Healthcare News & Insights

Medical errors: What hospitals can learn from one state’s new approach

Medical errors continue to be a significant problem for American hospitals. One state decided to take a deep dive into its hospitals’ issues with errors – and the approach it’s taking can apply to facilities across the country. 

Recently, state patient safety officials in Massachusetts released a report detailing the impact of medical errors in hospitals: The Financial and Human Cost of Medical Error.

According to the report, although the state’s done well with improving the safety of patients in its hospitals, the risk of death and injury from medical error is still a significant concern. And it becomes even more pressing when factoring in other settings where patients receive care, such as primary care practices, skilled nursing facilities – and even in their own homes.

In Massachusetts alone, there were nearly 62,000 preventable events that harmed patients in 2017. These events directly caused more than $617 million in insurance payouts – or just over 1% of the state’s total healthcare expenses for that year.

Errors have long-lasting effects on many of the patients who experience them. The writers of the report reached out to over 200 patients in the state who’d survived a medical error and conducted in-depth interviews with them about their experiences.

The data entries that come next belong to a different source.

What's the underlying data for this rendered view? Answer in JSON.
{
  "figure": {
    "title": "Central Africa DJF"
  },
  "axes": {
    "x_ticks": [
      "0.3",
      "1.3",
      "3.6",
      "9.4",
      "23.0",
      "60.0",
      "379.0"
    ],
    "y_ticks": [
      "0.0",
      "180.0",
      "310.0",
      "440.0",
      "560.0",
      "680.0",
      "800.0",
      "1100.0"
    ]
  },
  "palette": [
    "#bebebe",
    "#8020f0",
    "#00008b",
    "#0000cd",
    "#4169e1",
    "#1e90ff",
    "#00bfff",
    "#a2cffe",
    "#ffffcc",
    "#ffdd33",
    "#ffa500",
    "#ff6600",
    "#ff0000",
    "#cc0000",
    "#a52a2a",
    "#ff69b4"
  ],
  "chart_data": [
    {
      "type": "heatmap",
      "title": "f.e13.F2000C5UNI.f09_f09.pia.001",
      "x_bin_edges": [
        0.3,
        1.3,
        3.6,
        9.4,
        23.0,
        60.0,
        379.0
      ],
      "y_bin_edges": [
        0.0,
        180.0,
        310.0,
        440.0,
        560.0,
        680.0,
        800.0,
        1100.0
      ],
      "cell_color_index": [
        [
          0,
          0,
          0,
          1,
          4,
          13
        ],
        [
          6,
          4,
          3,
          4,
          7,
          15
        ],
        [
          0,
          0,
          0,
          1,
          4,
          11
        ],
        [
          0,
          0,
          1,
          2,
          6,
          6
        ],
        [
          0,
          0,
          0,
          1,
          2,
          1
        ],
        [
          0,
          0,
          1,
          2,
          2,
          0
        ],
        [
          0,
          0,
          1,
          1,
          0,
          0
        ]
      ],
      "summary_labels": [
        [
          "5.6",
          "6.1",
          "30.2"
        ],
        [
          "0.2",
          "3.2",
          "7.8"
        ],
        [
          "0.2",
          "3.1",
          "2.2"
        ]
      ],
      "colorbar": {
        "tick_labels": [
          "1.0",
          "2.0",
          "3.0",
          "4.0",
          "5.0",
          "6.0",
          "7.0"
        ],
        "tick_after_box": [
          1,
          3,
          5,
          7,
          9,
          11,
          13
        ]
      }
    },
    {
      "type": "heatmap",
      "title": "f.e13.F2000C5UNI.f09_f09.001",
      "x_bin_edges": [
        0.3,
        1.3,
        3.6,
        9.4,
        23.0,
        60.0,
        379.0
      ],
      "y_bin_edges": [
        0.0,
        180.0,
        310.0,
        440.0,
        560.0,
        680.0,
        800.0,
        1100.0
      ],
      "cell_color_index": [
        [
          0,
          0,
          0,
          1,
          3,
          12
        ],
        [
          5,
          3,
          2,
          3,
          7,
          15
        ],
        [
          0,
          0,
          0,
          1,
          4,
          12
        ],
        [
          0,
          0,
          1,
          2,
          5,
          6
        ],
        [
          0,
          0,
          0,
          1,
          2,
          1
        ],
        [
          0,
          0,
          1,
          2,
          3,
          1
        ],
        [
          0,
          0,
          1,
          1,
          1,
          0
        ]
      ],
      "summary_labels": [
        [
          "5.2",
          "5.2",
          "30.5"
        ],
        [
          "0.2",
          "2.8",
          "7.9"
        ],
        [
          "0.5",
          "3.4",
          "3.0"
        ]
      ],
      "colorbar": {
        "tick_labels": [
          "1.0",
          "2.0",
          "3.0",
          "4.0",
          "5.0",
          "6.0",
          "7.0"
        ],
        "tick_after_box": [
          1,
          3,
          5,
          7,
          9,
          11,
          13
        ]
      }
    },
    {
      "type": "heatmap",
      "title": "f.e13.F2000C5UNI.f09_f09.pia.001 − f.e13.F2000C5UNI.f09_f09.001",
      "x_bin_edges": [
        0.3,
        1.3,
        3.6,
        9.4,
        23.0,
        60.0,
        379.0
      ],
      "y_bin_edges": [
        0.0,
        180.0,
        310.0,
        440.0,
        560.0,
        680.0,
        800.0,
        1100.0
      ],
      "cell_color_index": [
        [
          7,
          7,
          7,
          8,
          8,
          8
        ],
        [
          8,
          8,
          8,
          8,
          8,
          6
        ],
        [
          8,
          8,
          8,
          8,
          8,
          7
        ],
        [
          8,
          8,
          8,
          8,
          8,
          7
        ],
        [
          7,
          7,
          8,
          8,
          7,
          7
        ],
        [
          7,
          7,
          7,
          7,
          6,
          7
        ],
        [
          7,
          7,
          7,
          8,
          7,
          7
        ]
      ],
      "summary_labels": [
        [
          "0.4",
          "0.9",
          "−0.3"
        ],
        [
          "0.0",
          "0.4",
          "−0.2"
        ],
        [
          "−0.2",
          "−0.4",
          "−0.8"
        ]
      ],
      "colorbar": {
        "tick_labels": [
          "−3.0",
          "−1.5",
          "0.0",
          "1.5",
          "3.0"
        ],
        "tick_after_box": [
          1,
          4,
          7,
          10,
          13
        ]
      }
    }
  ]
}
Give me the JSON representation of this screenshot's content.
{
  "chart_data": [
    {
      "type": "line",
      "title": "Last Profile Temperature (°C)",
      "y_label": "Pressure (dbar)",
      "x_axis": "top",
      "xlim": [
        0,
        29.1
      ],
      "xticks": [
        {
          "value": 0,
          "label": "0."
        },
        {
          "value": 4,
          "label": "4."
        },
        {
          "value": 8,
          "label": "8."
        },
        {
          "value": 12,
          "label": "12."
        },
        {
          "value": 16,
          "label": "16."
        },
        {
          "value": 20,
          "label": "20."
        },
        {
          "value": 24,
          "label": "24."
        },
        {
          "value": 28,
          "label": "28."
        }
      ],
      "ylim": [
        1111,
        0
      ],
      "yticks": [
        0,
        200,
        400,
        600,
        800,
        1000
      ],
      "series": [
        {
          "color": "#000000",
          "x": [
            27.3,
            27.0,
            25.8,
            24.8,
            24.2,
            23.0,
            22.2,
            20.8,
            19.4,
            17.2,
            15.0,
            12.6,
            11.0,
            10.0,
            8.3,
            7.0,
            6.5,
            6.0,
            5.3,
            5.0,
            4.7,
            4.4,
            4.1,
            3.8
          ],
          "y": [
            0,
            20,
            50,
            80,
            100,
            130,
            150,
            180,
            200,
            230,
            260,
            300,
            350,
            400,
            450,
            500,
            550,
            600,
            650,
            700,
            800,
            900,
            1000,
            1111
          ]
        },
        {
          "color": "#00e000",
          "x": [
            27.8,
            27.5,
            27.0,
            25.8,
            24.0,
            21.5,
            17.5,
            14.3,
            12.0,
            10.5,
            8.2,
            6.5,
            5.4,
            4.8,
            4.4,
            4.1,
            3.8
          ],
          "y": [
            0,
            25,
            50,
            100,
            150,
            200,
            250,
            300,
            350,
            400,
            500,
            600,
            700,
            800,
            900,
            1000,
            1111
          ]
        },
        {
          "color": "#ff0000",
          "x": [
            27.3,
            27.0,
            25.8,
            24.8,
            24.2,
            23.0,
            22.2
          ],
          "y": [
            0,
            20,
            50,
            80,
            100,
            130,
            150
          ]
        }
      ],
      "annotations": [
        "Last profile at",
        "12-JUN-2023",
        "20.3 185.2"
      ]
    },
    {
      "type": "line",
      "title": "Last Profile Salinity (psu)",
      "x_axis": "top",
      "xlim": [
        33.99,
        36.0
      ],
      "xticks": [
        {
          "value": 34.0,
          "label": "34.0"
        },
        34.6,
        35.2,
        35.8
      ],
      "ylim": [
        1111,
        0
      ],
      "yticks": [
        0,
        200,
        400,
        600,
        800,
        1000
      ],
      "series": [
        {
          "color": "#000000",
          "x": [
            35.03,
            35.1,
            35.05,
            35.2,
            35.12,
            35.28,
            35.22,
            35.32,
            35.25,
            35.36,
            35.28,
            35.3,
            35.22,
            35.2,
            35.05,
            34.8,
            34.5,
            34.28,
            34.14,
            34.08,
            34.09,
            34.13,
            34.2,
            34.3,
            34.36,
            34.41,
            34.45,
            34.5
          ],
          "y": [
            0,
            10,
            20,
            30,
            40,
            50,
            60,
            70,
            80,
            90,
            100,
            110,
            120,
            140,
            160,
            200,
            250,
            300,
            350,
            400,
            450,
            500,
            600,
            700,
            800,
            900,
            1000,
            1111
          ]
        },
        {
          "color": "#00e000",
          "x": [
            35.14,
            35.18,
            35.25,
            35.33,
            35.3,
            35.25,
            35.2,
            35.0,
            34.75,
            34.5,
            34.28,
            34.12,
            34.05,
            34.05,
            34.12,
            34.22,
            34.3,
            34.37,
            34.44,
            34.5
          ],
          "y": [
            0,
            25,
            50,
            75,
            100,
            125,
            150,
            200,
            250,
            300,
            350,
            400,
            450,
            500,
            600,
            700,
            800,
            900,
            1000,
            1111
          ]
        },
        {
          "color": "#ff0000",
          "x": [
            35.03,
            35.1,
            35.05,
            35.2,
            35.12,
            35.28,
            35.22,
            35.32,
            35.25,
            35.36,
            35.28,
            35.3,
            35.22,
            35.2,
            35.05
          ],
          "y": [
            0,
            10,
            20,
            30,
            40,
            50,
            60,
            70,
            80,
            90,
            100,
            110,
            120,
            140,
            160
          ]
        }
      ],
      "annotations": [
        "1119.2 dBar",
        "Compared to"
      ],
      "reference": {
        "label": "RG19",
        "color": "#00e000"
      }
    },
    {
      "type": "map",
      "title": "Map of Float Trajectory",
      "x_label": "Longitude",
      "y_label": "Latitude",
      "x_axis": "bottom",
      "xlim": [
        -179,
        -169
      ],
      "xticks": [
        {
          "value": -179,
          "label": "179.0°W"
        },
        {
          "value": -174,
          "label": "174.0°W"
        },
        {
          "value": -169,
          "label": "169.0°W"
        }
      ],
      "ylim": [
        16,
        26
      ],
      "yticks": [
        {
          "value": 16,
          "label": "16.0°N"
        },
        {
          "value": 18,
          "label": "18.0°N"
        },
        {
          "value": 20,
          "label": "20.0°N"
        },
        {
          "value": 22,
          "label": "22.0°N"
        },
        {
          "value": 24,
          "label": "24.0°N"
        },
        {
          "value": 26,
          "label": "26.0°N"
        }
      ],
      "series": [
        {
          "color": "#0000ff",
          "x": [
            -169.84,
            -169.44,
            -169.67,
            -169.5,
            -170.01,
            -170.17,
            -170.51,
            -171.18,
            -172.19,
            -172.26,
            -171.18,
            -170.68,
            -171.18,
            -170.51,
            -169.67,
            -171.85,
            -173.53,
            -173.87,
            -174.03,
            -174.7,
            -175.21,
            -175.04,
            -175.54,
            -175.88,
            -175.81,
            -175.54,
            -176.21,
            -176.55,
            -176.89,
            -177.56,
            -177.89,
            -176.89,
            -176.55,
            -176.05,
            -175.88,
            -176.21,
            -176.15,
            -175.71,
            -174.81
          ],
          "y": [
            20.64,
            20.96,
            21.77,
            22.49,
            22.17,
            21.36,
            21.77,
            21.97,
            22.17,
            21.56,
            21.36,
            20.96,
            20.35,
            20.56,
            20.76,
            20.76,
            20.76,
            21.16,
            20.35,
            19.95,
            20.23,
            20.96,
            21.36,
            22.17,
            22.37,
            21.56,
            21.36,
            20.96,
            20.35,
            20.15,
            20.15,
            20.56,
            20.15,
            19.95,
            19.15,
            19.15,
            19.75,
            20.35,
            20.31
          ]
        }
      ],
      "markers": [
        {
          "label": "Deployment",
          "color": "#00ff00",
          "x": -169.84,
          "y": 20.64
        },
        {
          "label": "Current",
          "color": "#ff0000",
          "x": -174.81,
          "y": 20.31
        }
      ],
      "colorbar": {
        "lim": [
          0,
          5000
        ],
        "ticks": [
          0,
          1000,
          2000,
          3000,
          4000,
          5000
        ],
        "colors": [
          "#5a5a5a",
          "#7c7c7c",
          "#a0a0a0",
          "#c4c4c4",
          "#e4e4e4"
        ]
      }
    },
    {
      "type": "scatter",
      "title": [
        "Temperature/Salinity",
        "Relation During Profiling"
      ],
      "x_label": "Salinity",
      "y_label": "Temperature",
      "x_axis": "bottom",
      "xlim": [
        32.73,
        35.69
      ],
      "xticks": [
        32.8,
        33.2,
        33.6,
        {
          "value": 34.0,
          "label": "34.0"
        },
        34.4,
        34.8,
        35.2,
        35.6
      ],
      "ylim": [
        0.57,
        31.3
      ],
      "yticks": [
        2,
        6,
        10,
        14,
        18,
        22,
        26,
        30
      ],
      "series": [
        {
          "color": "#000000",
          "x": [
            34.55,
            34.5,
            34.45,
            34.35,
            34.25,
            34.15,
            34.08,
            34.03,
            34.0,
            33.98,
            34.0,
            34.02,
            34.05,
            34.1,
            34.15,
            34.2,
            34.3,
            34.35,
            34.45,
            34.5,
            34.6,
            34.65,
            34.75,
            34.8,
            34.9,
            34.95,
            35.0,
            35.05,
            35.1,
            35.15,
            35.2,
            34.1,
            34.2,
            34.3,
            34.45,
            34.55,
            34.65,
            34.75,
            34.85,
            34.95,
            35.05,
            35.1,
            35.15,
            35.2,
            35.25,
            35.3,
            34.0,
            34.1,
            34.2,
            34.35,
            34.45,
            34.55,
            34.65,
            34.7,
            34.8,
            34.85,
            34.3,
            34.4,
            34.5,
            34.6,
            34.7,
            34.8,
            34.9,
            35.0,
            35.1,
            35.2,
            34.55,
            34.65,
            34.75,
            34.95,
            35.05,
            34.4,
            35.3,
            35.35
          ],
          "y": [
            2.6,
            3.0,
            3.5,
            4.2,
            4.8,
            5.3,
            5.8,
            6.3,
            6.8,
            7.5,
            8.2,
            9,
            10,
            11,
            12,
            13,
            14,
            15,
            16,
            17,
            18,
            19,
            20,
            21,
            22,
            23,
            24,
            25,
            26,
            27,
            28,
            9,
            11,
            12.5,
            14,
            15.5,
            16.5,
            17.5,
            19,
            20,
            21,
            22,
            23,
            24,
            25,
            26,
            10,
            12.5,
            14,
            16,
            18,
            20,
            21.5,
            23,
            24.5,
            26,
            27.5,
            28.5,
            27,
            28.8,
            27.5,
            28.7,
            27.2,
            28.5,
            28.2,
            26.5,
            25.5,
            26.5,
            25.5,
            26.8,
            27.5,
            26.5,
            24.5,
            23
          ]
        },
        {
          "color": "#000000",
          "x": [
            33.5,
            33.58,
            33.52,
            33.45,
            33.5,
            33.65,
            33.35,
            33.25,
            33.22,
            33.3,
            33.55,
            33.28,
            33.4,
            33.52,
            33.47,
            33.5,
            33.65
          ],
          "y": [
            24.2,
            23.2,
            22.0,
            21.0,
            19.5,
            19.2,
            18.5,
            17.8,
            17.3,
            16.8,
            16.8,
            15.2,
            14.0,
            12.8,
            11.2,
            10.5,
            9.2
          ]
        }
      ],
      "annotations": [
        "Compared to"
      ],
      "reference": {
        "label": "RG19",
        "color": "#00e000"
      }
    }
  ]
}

Nearly half said they suffered long-term financial impact because of the error, whether due to lost income (or a lost job) or higher medical expenses. And in the months immediately following the error, 33% said it had a slight or strong impact on their physical health, with 28% still dealing with the impact at least a year later.

Mental health was also affected. Patients reported feeling sad, depressed, anxious, angry and abandoned or betrayed by their doctors for years after errors occurred in some cases.

Elements to prevent, mitigate errors

Since medical errors are so costly and harmful to patients in myriad ways, it’s essential for hospitals to lead the charge when it comes to protecting patients from preventable harm.

Massachusetts is approaching the problem by creating a state Health Care Safety and Quality Consortium that’ll develop a “roadmap to safety and quality” for all healthcare organizations to follow.

The actionable steps in the roadmap will be shaped by four key elements:

  1. Transparency. Having clear, public data about patient safety risks is key to creating a strategy to prevent them. It also keeps facilities accountable for any errors that occur and encourages them to take corrective steps.
  2. Culture. All hospitals and healthcare organizations should promote a patient safety culture where the priority is identifying medical errors and near-misses. Instead of punishing staff for adverse events, the focus should be on putting improvements in place to keep them from occurring.
  3. Learning systems. Providers need the opportunity to regularly learn about ways to reduce medical errors through training that highlights specific risk factors. Patients and families should also be involved and taught about their role in improving safety.
  4. Support for patients and providers. When medical errors occur, both patients and providers need support. The aftermath can take its toll on patients and their families, but providers may also feel overwhelmed and stressed after an adverse event. Facilities should prioritize open communication and offer resources (such as support groups) to help everyone cope.

Once the roadmap is complete, patients in Massachusetts just might find their hospital stays to be a little safer. Although the state’s goal is to make broad, wide-sweeping change across all healthcare settings, there’s no reason why a hospital couldn’t implement some of these elements on a smaller scale to improve the safety of patients behind its walls.